Senator Chuck Schumer of New York, the leader of the Senate’s Democrats, however, vowed before the election that should former Vice President Joe Biden win the White House and Democrats gain a majority in the U.S. Senate — giving the Democrats control of both houses of Congress — then they should move swiftly to grant statehood to the District of Columbia, by a simple majority vote of the House and Senate. This proposal, along with Schumer’s promise to end the Senate filibuster and pack the Supreme Court with enough new positions so as to bring that institution under the political ideology of Schumer’s Democratic Party are all examples of a desire for power that characterizes the modern Democratic Party.

Politically, the intention is to give the Democrats another seat in the House, and more importantly, two new reliably Democratic senators. After all, Republican presidential candidates routinely finish in the single digits in the District (Trump got five percent this time).

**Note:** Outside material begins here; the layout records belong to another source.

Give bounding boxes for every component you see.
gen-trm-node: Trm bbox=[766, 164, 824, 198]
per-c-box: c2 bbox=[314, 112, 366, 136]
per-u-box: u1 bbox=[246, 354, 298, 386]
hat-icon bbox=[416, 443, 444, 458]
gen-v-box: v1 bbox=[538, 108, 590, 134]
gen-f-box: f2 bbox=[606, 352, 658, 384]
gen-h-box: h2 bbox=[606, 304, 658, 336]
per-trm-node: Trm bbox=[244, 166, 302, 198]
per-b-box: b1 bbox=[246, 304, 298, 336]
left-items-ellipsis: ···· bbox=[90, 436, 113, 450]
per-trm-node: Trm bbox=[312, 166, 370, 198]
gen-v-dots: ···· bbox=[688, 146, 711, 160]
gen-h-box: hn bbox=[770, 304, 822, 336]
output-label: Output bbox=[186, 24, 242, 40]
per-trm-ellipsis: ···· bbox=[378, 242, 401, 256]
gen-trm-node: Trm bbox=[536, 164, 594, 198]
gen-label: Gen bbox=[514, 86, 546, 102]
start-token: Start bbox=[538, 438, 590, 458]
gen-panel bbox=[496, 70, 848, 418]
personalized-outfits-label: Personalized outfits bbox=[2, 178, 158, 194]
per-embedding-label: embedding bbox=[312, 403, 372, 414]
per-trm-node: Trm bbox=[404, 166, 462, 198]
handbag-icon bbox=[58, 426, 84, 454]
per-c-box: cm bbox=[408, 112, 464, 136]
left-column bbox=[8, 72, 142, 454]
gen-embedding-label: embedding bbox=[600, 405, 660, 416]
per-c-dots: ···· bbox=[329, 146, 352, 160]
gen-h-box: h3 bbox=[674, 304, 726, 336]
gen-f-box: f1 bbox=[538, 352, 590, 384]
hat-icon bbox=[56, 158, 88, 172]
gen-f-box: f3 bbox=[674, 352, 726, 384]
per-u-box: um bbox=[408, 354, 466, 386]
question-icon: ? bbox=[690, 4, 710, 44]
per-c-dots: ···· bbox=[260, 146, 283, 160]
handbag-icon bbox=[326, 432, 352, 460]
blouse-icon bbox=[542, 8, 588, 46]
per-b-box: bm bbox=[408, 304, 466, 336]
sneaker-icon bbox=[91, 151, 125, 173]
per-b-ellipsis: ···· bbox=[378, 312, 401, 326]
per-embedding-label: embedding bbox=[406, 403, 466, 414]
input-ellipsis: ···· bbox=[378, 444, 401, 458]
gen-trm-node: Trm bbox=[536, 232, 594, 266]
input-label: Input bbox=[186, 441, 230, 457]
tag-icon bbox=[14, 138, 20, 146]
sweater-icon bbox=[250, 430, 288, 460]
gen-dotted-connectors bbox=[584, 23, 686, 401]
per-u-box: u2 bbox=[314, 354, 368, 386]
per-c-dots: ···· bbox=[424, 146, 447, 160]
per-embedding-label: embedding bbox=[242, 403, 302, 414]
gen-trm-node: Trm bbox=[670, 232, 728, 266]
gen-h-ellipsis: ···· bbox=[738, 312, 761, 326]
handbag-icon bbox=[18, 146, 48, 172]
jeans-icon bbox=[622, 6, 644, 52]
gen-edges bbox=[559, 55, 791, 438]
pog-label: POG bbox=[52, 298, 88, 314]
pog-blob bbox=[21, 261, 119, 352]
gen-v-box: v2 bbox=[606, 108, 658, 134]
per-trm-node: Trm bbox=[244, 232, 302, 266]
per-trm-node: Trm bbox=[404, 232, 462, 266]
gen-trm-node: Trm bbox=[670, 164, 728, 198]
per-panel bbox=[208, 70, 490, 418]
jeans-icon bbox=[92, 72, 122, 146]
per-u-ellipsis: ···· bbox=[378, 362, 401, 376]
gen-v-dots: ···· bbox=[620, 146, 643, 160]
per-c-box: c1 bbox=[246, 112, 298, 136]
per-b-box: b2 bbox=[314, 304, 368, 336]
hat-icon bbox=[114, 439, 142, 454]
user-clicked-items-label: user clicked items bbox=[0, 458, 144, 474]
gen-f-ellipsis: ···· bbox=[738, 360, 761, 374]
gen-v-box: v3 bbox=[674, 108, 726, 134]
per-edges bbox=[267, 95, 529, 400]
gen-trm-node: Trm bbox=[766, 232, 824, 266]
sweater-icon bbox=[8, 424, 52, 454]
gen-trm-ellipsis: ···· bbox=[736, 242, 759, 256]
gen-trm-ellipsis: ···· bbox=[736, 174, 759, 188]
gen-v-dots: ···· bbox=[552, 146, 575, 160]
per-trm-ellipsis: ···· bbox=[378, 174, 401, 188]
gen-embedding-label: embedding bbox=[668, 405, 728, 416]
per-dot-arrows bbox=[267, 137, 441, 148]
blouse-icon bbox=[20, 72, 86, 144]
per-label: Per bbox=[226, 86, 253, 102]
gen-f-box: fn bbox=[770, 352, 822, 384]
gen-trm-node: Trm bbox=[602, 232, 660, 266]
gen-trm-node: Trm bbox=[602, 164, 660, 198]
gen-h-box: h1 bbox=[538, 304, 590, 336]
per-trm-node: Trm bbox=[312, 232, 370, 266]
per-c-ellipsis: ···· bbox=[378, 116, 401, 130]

The motivation, then, is clearly raw political power. But even if statehood for the federal District of Columbia (which they wish to call New Columbia) were a good idea, it simply cannot be accomplished by a mere act of Congress. Such a move would require an amendment to the Constitution to repeal the 23rd Amendment, among other things.

The 23rd Amendment, ratified by the states in 1961, provided, “The District constituting the seat of government of the United States shall appoint in such manner as Congress may direct: A number of electors of President and Vice President equal to the whole number of senators and representatives in Congress to which the District would be entitled if it were a state, but in no event more than the least populous state.” (Emphasis added.)

In the original Constitution, as written in Philadelphia in 1787, it was provided that Congress would have the power to “exercise exclusive legislation in all cases whatsoever over such District (not exceeding ten miles square) as may, by cession of particular states, and the acceptance of Congress, become the seat of government of the United States.” Under this constitutional authority, Congress created the federal district in 1790 from land donated to the federal government by Maryland and Virginia. Writing in The Federalist, No. 43, James Madison said, “The indispensable necessity of complete authority at the seat of government carries its own evidence with it.”

Had it not been believed by Madison and others at the Constitutional Convention that the new federal government they were creating would need “complete authority” over the territory that contained the Capitol, the executive mansion, and other federal buildings, they could have simply left the national capital in New York City or Philadelphia.

Modern advocates of statehood for this federal district ignore all of that. They also ignore that, while Congress may, by statute, admit new states into the federal Union, a statute cannot violate the clear wording of the Constitution. And this proposal does just that. First of all, statehood via statute would violate the provision of the Constitution which gives Congress exclusive control over the federal district.

A second constitutional problem is found in Article IV, Section 3 of the Constitution, which states that no new state may be created from the territory of an existing state, without that state’s permission. Maryland granted the territory in 1791 “pursuant to the tenor and effect of the eighth section of the first article of the Constitution of the government of the United States,” which was the part of the Constitution that covered the creation of the federal district. In other words, Maryland was not giving the land to the federal government for the purpose of creating the state of New Columbia, but rather it was giving it for the purpose of the creation of the federal district, over which Congress would exercise exclusive control. Statehood would terminate such exclusive control.

Finally, the 23rd Amendment presumes the existence of a federal district as its permanent political status. For Congress to admit this federal district into the Union, when the 23rd Amendment refers to it “as if it were a State” creates an obvious contradiction. And if a statute conflicts with the Constitution, it is the Constitution that is to prevail. Writing in Marbury v. Madison, Chief Justice John Marshall said, “Certainly all those who have framed written constitutions contemplate them as forming the fundamental and paramount law of the nation, and consequently the theory of every such government must be, that an act of the legislature, repugnant to the constitution, is void.”

There are many practical objections to making D.C. a state, whether by statute or by an amendment to the Constitution. But in any case, doing so by an act of Congress, rather than constitutionally through an amendment to the Constitution, as would be required, is the most important objection.